I needed some special wood for a project. My search brought me to the Locust Lumber Company
in New York's Southern Tier.
Don't let these pretty flowers fool you–
Black Locust trees eat chainsaws for breakfast.
One never finds the notably dense, hard, and durable lumber from the Black Locust tree at, say, The Home Depot or Lowe's. Too bad, because it rivals pressure-treated southern yellow pine's resistance to rot without being infused with poisonous chemicals. This is why it has long been valued for fence posts and other outdoor applications. I wanted to buy some for a patio furniture project.
I knew I'd never find any locust lumber at the Big Box stores, so I went to a small-town lumber store in my region to see if they could order some. Sure, they said... they took my name and number and promised to call me with pricing. But when I called them back two weeks later they said no, actually, they couldn't; sorry, they meant to get back to me. I've become sadly accustomed to customer service like this from stores big and small... partly, perhaps, because I tend to seek things that are extremely rare and/or difficult to obtain.
Upon venturing south of the Finger Lakes, one enters NY's Southern Tier, a broad expanse of mountains and thick forests where deer way outnumber the human residents.
My online search located the aptly-named LOCUST LUMBER COMPANY in Newville, New York... a tiny town in NY's Southern Tier that sits a lot closer to Pennsylvania than to our house. I placed an order and arranged to pick it up on my way home from Boston, thereby adding 100 miles to my usual 400-mile trip home every week. (I threw in a pick-up at my new favorite winery to make the trip more worthwhile.)

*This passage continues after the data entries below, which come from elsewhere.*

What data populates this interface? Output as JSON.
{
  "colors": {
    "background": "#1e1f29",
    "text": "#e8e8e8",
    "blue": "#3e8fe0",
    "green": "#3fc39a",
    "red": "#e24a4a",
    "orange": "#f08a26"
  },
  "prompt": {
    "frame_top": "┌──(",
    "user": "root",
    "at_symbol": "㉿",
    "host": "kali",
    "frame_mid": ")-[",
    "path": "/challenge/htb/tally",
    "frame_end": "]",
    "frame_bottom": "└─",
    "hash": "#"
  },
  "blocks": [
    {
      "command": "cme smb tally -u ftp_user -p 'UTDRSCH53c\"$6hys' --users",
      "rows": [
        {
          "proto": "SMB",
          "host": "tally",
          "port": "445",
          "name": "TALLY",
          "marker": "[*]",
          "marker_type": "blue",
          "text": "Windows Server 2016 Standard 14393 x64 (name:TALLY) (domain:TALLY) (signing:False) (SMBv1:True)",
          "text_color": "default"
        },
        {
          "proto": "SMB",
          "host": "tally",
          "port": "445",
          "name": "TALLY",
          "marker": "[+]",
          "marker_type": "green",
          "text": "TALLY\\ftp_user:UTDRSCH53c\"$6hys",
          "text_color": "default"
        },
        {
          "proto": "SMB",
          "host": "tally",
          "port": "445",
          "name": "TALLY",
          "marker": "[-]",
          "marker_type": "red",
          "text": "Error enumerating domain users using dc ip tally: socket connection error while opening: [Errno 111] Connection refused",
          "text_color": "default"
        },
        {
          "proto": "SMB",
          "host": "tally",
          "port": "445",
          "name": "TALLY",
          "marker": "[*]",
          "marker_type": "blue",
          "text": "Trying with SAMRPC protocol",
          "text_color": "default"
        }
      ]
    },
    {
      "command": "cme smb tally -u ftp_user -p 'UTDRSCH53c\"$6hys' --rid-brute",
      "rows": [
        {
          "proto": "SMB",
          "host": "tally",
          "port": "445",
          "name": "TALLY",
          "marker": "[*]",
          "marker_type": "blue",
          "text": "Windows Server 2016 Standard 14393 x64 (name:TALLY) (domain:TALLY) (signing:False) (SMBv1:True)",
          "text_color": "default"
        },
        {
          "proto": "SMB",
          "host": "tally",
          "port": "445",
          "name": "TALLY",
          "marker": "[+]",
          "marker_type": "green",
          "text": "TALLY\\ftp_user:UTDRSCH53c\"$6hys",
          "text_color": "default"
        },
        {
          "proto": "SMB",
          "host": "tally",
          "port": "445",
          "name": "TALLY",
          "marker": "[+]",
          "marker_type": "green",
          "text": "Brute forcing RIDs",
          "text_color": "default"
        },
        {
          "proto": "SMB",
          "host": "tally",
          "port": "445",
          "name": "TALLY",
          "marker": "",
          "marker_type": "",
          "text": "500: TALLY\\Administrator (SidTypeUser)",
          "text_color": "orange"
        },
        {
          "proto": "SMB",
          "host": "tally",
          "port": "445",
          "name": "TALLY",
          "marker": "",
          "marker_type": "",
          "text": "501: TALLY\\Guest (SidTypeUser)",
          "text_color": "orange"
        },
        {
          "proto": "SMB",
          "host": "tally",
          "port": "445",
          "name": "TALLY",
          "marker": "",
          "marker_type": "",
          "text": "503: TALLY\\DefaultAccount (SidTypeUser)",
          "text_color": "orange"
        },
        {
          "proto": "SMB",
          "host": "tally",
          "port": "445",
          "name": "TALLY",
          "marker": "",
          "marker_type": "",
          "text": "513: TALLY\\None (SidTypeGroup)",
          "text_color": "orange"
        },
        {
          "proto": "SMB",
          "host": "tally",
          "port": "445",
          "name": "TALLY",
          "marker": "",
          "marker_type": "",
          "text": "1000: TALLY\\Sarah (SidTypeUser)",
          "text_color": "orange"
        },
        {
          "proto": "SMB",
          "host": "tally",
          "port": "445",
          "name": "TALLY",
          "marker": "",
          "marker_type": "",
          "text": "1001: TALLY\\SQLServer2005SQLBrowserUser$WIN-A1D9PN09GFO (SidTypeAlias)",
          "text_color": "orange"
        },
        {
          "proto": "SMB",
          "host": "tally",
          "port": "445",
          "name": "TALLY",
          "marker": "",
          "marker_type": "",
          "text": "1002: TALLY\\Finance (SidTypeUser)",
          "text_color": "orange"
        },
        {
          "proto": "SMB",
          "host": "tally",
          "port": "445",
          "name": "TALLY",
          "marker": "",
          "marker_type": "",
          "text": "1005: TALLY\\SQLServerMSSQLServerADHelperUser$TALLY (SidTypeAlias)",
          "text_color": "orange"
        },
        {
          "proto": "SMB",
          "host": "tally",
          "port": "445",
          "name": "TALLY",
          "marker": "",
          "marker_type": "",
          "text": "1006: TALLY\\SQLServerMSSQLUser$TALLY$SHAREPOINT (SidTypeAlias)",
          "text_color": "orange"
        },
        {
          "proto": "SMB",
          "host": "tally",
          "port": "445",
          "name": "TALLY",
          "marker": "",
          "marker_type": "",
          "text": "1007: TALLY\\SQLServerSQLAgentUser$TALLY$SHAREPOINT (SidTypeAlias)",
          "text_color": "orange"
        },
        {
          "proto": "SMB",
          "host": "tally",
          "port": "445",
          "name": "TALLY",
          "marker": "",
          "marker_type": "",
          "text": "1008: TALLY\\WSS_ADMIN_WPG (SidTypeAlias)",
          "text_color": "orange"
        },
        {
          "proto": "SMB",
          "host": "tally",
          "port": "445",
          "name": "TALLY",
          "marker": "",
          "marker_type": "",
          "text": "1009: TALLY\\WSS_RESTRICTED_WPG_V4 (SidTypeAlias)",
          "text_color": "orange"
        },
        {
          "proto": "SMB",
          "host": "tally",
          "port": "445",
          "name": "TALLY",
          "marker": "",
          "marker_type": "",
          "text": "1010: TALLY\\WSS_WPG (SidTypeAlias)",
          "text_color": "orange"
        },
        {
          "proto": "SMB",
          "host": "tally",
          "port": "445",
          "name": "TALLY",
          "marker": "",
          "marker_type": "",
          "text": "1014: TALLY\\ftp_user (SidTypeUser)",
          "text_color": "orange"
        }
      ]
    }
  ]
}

The LOCUST LUMBER COMPANY office...
...and the actual sawmill.
The drive to Newville was scenic and beautiful, save for the stretch through downtown Ithaca. The folks at the sawmill were very friendly and helpful. I even met and chatted up the owner, the widow of the mill's founder. She and the crew seemed like very happy people... deer hunters all of them, even the female office manager who proudly self-identifies as a "traditional bow hunter."
Places like the Locust Lumber Company– along with the self-serve dairy stand mentioned earlier this week in THE PERFECT LITTLE DAIRY FARM– serve as welcome reminders for me that our civilization hasn't yet completely turned to crap.